If you have Medicaid as well as another type of insurance, they can work together to pay for your care. If you have both Medicare and Medicaid, for example, Medicare pays for services first, and Medicaid pays for any costs that Medicare did not cover, such as copays, coinsurance, and deductibles.
Medicare Beneficiaries’ Benefits
Medicare covers the majority of health care for people 65 and older, as well as those with certain disabilities.
“There is a common misconception that Medicare will pay for long-term care, which it will not,” says Daniel Tully, a Connecticut elder law attorney.
Tully says Medicaid does cover long-term care and may be an option for those facing high costs that Medicare does not cover. Tully believes that those beneficiaries may be able to qualify by spending down or taking other estate planning actions such as establishing a Medicaid-compliant trust.
The “Extra Help” subsidy is available to Medicare beneficiaries who spend down to qualify for Medicaid. Extra Help covers the premiums, deductible, and the majority of out-of-pocket costs associated with Medicare Part D, which covers prescription drugs. The government estimates its annual value to be around $5,300.

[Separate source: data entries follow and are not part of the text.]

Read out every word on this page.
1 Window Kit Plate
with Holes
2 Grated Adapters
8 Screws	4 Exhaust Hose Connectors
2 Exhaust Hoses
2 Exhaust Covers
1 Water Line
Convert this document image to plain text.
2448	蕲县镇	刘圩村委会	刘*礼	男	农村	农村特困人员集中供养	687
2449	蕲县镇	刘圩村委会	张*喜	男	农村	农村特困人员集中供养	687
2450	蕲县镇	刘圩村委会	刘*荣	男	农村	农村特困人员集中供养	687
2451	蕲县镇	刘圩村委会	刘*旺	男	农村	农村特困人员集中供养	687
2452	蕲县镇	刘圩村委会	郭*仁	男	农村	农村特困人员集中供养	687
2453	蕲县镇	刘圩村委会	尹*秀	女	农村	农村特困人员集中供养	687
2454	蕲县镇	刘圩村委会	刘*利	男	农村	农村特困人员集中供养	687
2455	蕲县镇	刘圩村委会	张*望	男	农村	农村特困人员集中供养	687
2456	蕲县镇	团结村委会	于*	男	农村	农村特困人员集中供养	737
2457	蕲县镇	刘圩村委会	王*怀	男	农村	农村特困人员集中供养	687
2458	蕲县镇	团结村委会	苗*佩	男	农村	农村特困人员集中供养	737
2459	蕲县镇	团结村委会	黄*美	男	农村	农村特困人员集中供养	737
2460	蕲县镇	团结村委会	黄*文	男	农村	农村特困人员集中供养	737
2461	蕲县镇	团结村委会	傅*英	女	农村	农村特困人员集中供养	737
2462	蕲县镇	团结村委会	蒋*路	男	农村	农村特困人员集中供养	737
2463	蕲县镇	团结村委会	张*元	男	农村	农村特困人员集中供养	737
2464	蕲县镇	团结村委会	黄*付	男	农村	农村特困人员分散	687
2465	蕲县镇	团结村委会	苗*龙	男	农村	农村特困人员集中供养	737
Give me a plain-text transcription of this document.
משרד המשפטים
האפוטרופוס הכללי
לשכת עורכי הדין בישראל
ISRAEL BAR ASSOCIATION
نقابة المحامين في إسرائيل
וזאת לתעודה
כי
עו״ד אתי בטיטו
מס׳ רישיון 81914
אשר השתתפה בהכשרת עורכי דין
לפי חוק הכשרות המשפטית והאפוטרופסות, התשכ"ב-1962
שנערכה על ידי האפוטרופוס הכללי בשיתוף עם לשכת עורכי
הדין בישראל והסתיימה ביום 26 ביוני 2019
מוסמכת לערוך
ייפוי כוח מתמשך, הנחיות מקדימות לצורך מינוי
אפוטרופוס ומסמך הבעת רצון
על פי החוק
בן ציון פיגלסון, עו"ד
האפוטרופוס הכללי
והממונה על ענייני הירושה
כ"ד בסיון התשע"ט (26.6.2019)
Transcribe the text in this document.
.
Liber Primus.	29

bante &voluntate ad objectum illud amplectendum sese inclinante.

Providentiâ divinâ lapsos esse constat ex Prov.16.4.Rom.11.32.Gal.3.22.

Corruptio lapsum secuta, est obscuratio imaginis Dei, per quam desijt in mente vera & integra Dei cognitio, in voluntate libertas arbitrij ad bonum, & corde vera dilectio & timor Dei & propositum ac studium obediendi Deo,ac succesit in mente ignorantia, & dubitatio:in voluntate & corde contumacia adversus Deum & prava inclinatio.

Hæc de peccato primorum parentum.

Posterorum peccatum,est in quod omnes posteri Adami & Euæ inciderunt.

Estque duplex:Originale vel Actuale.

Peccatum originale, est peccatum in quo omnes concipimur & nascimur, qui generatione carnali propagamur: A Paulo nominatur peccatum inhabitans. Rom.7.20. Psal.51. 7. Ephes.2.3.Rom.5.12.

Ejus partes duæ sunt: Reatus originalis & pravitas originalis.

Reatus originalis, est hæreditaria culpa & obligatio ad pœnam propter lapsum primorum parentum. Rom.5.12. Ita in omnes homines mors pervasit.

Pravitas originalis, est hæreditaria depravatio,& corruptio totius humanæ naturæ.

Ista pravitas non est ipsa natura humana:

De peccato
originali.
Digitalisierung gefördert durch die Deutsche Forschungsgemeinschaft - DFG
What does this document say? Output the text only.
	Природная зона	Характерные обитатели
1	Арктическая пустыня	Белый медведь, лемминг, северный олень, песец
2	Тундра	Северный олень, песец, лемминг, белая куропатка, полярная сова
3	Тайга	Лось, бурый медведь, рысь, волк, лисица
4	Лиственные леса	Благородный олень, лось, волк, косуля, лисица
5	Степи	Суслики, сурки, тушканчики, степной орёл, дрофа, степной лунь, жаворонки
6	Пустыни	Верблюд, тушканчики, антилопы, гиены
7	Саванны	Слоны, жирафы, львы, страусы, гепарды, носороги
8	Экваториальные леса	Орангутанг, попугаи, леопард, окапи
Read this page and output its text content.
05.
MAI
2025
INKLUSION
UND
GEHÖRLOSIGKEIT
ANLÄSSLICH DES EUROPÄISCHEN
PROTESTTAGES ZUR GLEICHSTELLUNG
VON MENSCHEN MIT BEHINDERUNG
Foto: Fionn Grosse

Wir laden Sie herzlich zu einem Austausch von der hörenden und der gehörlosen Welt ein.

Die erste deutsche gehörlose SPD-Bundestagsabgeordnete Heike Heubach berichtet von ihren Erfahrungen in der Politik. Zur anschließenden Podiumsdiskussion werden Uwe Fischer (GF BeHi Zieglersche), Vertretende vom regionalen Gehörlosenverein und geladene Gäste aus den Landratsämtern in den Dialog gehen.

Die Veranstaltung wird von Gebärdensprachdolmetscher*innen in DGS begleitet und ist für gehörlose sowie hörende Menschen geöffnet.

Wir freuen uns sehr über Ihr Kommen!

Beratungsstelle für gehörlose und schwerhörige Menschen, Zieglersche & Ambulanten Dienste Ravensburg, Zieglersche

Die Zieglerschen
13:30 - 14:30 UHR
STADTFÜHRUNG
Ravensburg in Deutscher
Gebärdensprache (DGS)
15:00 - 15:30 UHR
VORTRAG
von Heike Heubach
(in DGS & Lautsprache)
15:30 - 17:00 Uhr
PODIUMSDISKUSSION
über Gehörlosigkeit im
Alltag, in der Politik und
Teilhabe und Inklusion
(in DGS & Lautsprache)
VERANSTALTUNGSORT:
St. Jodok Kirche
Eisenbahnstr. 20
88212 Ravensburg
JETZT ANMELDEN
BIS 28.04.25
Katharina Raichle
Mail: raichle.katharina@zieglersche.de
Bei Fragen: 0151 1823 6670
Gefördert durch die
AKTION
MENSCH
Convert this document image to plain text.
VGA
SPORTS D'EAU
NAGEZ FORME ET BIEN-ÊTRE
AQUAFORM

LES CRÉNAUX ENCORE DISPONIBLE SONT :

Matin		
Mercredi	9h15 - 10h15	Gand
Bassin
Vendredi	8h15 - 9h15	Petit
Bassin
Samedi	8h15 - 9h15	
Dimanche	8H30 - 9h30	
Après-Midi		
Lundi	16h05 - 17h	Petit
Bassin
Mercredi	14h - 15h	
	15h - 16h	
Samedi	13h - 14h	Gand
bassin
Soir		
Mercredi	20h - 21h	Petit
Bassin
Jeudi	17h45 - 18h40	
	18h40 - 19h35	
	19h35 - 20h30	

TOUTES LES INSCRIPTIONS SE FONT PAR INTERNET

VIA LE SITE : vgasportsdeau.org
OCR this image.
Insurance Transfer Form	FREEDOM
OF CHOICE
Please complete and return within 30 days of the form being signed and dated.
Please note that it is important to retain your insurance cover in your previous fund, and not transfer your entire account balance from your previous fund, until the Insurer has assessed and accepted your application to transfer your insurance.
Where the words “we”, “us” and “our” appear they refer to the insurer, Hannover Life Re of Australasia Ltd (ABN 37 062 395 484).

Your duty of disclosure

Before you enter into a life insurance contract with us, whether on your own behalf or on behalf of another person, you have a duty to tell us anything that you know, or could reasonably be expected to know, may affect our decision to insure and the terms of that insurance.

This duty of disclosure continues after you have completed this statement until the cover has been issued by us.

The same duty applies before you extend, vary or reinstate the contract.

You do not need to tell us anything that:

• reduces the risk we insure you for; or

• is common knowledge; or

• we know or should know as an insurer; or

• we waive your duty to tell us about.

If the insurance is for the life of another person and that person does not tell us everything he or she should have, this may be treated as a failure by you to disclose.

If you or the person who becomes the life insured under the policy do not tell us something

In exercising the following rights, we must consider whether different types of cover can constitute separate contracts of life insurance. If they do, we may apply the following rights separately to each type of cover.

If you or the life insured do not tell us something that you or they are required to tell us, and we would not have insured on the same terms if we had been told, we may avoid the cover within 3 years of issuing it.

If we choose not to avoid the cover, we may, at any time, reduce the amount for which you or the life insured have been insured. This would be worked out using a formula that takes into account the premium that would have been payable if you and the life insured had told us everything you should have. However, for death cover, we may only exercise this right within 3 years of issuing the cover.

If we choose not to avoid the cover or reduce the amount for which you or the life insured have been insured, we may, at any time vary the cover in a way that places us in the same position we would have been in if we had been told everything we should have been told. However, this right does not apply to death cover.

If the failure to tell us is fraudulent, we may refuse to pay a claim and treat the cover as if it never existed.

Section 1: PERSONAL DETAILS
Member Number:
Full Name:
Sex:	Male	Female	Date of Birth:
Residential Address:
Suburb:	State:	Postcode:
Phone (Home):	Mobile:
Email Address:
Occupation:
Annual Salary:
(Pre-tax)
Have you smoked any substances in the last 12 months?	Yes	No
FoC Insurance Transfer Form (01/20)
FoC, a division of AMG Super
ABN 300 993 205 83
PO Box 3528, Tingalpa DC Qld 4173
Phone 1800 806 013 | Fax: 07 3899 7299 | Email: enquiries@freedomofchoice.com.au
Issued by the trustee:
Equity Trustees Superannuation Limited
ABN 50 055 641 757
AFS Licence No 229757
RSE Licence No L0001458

Assistance with the spend-down process
Your state’s Medicaid agency can provide information on Medicaid eligibility rules, including the spend-down process. Select your state to learn more about Medicaid eligibility and enrollment, as well as contact information.
Tully describes Medicaid planning laws as “very complicated.” “You really want to take the time to make sure you’re being advised by a professional,” he says.
Your State Health Insurance Assistance Program, or SHIP, can provide you with free, personalized counseling. SHIPs have offices and counselors who can speak to the specifics of your state and situation regarding Medicare, Medicaid, and related programs. Shiphelp.org will direct you to your nearest SHIP office.
According to Simpson, most people find the spend-down process overwhelming at first, but once explained, people with medical bills usually don’t hesitate to begin the process.